In einem winzigen Weinkeller nahe Wien wurden vor drei Monaten mehrere in Wachsleinen gehüllte Konvolute gefunden, die sich nach einer intensiven tomographischen und chemischen Analyse als unbekannte Tschechow-Texte erwiesen. Die Wissenschaft hatte es geahnt, jetzt ist es augenfällig Tatsache: Der große Milde aus dem kalten Osten war auch ein knüppelscharfer Thrillautor und graphomanischer Schweinigel.

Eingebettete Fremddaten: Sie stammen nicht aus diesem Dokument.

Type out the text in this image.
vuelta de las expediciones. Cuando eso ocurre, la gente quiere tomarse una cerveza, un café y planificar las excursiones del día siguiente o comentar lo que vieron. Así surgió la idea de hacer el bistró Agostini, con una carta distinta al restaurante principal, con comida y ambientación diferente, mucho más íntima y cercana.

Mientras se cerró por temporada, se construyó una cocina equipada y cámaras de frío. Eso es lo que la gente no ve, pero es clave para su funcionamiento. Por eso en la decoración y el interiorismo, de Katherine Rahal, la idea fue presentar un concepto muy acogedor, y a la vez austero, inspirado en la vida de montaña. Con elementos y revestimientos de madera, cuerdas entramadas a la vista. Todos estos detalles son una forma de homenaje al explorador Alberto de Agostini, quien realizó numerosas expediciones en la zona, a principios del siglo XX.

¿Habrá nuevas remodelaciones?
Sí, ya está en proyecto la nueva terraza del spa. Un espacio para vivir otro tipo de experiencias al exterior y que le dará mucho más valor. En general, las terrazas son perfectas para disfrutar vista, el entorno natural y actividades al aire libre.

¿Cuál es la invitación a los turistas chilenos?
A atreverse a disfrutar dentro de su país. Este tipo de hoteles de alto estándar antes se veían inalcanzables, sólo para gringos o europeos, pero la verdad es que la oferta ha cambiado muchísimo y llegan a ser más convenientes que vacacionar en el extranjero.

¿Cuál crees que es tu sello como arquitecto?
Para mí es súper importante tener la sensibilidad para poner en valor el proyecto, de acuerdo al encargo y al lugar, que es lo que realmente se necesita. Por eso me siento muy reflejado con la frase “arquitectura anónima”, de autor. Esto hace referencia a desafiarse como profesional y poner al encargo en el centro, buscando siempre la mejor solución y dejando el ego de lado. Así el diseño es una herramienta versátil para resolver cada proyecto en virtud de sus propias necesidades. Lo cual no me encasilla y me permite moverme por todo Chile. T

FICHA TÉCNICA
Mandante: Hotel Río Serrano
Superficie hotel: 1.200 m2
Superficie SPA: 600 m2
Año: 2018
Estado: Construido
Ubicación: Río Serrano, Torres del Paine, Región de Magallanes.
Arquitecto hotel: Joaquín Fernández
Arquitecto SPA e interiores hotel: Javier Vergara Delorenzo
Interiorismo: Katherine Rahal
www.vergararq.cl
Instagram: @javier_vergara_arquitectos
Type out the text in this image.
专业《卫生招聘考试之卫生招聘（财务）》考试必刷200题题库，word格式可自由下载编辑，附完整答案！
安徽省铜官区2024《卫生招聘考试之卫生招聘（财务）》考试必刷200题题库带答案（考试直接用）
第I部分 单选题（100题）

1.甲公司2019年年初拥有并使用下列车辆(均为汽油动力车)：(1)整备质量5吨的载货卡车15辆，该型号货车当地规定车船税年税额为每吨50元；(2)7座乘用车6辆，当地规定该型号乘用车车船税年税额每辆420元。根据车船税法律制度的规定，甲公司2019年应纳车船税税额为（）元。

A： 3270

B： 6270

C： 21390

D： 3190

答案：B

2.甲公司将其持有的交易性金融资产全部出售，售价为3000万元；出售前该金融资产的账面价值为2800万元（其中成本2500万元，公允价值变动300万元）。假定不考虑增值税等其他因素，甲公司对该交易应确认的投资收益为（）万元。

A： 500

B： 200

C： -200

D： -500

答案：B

Das muss Peter Urban bestätigen, der die Handschriften wochenlang prüfte. „Ich war schockiert“, sagt er bedrückt. „Aber die Sachen sind echt. Es gibt keinen Zweifel.“ Urban kübelt hastig einen Willibecher Wodka herunter. „Ich möchte diese Dinge eher High-off-Stories und Bondage-Brüller nennen.“ Unter ihnen, gesteht er, seien teilweise ausschweifende Elaborate. Er deutet zitternd einige Titel an: „ ,Wer zwei Hasen nachjagt …‘, ‚Für die Äpfelchen‘, ‚Er und sie‘, ‚Die gute Bekannte‘, ‚Die Tochter des Kommerzienrats‘, ‚Marja Ivanova‘, ‚Szenen aus dem Landleben‘ – es nimmt kein Ende.“

In einer ersten Reaktion bekundete Diogenes-Chef Daniel Keel, er gedenke, jede Form der Veröffentlichung zu verhindern. Hoffentlich setzt Keel sich nicht durch, damit wir bald eines „ganz anderen“ (Horkheimer) Tschechow/Čechov gewahr werden. Schnallen wir uns also alle fest an, all die Schnackselschnallen und Schnullidullis eiskalt eingeschlossen.